How to remotely connect to my GPU workstation

Using Tailscale for SSH and much more.
Author

Jimmie Munyi

Published

January 10, 2023

When I finished setting up my Deep Learning workstation, the next step was figuring out how I would be able to connect to it remotely, and train models when I was away from home.

I tried setting up SSH following some online tutorials and in the end, it didn’t end up working. And worst of all, I spent a lot of time trying to figure out what went wrong and I still couldn’t debug it. Granted, networking isn’t one of my strongholds.

My frustration led me to discover Tailscale. On their homepage, they describe themselves as a VPN that lets you easily manage access to private resources, quickly SSH into devices on your network, and work securely from anywhere in the world.
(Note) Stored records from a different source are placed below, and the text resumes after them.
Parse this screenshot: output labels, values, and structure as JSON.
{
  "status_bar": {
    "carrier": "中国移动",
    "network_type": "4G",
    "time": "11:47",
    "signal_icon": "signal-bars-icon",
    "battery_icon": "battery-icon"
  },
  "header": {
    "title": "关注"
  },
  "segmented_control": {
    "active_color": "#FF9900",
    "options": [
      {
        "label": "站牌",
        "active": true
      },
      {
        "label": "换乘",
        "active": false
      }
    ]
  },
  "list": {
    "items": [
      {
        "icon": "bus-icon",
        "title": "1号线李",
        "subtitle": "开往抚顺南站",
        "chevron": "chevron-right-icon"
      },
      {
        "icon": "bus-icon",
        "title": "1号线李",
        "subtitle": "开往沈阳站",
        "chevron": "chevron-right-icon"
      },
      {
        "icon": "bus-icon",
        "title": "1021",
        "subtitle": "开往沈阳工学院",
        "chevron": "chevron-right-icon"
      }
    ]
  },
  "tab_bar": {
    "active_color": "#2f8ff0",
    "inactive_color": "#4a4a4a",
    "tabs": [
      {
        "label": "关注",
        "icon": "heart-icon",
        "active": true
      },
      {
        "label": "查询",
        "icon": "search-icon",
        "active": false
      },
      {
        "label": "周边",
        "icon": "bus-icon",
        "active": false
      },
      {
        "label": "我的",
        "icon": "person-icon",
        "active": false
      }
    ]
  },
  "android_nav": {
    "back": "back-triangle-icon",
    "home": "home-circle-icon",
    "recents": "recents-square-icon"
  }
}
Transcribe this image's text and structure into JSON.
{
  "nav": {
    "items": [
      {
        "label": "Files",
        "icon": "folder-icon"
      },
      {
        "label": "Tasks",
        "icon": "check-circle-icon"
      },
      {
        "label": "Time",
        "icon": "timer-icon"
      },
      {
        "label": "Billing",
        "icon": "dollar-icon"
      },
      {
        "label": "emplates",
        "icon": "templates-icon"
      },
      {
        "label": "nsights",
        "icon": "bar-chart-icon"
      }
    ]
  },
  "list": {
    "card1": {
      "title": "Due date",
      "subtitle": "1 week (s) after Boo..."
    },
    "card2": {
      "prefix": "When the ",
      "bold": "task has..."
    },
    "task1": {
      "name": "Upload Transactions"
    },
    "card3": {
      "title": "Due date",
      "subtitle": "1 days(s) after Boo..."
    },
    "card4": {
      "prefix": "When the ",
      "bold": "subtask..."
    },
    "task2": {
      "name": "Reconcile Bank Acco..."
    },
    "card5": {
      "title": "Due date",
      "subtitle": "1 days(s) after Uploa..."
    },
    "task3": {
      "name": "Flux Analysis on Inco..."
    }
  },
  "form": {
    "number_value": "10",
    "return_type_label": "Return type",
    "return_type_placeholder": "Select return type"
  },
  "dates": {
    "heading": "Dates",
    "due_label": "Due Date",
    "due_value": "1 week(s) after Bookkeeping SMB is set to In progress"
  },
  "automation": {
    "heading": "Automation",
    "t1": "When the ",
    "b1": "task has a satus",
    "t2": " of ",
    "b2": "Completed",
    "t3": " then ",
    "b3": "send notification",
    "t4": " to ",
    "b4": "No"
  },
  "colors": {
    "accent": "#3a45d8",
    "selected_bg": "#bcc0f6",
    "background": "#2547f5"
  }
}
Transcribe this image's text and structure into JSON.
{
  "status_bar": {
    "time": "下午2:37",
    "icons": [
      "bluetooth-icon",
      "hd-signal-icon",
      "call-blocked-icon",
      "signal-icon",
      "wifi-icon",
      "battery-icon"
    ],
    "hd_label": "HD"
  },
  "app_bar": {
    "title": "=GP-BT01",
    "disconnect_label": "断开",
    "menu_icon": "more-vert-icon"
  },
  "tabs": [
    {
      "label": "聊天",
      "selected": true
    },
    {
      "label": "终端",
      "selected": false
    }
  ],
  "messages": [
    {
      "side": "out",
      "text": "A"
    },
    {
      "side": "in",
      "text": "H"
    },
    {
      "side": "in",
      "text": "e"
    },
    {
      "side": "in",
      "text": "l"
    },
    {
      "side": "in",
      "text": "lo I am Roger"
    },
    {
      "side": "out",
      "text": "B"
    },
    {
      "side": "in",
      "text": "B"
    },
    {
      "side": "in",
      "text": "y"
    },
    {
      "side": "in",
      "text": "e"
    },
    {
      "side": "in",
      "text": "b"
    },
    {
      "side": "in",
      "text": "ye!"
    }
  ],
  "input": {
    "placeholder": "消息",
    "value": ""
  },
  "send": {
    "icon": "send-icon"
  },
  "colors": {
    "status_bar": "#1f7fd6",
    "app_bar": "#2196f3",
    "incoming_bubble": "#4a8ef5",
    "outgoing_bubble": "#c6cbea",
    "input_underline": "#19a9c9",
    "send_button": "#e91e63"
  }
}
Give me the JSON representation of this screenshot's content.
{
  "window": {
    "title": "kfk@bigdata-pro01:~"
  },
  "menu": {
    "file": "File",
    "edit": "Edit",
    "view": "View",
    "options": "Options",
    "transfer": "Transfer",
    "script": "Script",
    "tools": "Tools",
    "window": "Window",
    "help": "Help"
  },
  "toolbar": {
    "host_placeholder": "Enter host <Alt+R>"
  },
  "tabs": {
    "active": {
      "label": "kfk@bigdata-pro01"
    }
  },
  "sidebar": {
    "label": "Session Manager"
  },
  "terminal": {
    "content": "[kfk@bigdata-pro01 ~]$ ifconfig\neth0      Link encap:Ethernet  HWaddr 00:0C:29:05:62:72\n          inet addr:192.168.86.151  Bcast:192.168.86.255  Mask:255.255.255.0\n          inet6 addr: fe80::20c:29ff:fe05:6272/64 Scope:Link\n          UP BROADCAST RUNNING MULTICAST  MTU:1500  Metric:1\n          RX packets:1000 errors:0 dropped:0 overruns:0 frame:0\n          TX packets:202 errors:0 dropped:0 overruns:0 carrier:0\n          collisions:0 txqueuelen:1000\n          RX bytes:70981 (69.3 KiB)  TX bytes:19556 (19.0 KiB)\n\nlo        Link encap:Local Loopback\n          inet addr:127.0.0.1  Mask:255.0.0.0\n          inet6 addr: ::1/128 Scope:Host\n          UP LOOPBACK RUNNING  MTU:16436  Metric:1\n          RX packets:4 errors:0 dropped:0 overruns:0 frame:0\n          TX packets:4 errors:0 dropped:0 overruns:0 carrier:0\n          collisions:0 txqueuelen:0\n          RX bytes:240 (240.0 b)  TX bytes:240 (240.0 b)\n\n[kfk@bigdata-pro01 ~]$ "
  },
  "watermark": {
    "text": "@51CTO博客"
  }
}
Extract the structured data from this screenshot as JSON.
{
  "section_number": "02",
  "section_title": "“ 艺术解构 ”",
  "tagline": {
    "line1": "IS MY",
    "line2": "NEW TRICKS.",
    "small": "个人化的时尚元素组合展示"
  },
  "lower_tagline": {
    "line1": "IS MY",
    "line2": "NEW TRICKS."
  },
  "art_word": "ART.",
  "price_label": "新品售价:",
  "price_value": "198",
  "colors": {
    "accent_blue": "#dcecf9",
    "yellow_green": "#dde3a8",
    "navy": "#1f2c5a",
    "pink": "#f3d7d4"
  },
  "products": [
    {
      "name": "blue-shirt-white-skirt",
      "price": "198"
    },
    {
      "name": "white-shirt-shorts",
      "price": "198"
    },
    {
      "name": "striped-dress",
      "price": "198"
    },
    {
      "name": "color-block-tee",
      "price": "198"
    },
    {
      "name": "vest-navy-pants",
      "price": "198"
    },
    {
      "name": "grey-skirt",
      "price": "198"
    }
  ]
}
And my experience with Tailscale has been exactly that. It is easy to set up, and it is cross-platform (I have it set up on my Linux laptop, the Linux deep learning workstation, and even on my phone).

The docs explain how to get it set up and are easy to follow. When using Tailscale for SSH needs, make sure you have Tailscale SSH setup too. Tailscale also provides Magic DNS that enables us to use the machine name when sshing to the remote computer instead of remembering the IP address.

After setting up Tailscale and Tailscale SSH, the next thing I did was to set up the remote development on VSCode, which is my editor of choice, and voila, I now walk into a coffee shop away from home and train models!

Other uses for Tailscale.

  • Ad blocking and blocking malicious domains and trackers using NextDNS

  • Sending files to and from my connected machines using Taildrop. You could also use SCP for this with the Tailscale SSH setup.